Wenn Journalisten ungestraft Morddrohungen erhalten oder verleumdet werden dürfen, entwickelt sich unsere Gesellschaft zurück in die Barbarei.
Von Christiane Borowy.
Eine Gesellschaft ist nur so weit entwickelt wie ihr Umgang mit ihren Kritikern. Freund-Feind-Denken, alle sozialen Grenzen überschreitende persönliche Diffamierung, Androhungen von Gewalt gegen Journalisten sind eindeutige Anzeichen für eine Rückentwicklung in eine archaische, instinktgeleitete Gesellschaft. Wenn ein hochrangiger Journalist wie Dirk Pohlmann Morddrohungen erhält, besteht dringender Handlungsbedarf.
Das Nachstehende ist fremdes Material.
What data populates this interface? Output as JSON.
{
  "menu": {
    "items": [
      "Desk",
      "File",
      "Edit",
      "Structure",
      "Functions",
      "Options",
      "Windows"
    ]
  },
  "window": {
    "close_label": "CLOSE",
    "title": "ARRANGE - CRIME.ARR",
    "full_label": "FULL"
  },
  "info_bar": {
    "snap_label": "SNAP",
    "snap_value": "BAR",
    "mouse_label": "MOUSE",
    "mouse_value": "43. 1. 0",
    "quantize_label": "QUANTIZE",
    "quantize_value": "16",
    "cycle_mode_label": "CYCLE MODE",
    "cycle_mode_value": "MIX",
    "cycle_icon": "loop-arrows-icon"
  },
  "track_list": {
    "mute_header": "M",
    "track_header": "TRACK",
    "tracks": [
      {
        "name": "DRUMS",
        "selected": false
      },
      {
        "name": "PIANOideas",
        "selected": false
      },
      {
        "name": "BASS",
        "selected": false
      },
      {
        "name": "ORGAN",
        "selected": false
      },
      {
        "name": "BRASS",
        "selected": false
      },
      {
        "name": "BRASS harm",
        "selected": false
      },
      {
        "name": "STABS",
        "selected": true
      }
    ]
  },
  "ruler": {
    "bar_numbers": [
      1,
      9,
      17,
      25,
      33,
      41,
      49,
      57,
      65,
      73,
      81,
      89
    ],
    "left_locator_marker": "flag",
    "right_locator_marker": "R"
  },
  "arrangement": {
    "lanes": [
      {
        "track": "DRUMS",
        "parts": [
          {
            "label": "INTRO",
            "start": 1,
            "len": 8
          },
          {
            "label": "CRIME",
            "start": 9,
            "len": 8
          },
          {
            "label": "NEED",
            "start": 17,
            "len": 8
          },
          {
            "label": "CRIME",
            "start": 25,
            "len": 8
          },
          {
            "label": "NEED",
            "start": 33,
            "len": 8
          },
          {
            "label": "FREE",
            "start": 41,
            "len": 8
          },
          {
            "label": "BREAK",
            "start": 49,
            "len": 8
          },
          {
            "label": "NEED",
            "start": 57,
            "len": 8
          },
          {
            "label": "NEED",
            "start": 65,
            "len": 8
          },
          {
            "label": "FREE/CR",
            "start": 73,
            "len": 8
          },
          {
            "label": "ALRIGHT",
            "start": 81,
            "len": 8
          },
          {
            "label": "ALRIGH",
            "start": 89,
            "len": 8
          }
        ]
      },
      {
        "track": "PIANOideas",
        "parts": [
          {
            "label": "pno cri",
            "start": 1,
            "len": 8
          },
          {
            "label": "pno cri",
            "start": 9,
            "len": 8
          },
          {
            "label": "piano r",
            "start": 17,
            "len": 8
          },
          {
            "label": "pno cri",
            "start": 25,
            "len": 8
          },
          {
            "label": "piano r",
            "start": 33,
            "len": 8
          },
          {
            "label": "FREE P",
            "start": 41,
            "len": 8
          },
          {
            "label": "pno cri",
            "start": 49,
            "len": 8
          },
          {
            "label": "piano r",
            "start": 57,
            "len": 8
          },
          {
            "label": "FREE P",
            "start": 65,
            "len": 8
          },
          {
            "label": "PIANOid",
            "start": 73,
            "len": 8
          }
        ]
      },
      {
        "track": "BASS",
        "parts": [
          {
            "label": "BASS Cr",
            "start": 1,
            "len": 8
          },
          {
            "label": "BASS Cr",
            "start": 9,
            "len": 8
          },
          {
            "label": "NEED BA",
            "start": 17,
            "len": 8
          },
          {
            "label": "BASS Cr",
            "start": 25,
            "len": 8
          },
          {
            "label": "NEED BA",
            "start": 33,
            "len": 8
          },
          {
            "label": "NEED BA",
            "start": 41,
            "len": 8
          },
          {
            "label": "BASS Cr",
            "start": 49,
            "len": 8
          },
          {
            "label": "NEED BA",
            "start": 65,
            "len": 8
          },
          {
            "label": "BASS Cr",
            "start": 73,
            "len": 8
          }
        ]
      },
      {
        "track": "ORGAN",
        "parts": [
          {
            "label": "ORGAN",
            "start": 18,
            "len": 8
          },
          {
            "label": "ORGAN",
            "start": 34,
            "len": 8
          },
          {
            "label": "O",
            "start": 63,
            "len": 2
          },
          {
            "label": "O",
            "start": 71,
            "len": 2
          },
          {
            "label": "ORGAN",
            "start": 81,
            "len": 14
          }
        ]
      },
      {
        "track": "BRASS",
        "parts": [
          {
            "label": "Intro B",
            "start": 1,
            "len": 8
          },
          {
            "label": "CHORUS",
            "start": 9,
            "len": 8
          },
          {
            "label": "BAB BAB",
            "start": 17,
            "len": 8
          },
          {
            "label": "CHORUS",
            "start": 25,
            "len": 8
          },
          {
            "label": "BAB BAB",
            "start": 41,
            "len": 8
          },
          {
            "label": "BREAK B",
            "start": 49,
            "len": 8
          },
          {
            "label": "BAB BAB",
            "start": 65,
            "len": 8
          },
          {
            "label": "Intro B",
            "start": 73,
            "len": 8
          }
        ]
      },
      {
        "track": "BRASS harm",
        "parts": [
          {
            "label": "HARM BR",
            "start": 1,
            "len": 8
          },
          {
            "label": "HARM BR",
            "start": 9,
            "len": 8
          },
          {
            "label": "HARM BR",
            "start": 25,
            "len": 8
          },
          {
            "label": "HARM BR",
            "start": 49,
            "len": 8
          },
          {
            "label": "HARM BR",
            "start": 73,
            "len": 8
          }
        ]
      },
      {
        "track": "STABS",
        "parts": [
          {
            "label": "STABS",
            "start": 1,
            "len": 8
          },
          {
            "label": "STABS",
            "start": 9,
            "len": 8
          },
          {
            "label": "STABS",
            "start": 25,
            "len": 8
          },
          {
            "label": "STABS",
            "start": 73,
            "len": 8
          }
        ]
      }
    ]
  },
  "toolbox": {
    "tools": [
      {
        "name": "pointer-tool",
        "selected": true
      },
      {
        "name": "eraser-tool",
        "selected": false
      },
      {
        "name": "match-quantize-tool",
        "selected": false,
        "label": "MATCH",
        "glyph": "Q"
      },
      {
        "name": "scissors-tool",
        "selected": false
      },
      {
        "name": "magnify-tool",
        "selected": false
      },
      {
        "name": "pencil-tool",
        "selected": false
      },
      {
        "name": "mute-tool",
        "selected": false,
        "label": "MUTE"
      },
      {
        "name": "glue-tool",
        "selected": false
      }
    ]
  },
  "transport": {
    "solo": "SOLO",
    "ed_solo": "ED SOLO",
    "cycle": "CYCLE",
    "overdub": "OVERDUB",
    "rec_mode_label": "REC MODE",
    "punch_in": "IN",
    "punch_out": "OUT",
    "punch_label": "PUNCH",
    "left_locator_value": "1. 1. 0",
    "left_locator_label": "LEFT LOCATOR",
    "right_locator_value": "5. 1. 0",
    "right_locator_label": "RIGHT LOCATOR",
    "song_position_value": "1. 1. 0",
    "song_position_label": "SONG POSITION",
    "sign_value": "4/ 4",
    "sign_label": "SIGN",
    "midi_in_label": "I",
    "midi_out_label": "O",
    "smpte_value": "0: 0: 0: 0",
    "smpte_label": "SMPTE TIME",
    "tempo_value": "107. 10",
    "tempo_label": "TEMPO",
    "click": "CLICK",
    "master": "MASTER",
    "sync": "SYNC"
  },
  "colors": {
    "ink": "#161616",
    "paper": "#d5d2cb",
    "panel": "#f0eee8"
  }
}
Bei dem Wikileaks-Gründer und australischen Journalisten Julian Assange hat es ähnlich angefangen, bevor man ihm sein gutes Leben geraubt hat. Denn in einem Foltergefängnis zu leben ist so gut wie tot. Diese düstere Entwicklung gilt es für Dirk Pohlmann unbedingt zu verhindern. Nicht allein um seiner selbst willen, sondern um unser aller Freiheit wegen. Denn die steht auf dem Spiel.
Sie sind kein Journalist oder eine Person des öffentlichen Lebens und glauben, das Thema Rufmord, Diffamierung und Verletzung der Persönlichkeitsrechte von Journalisten hat mit Ihnen nichts zu tun? Schon falsch.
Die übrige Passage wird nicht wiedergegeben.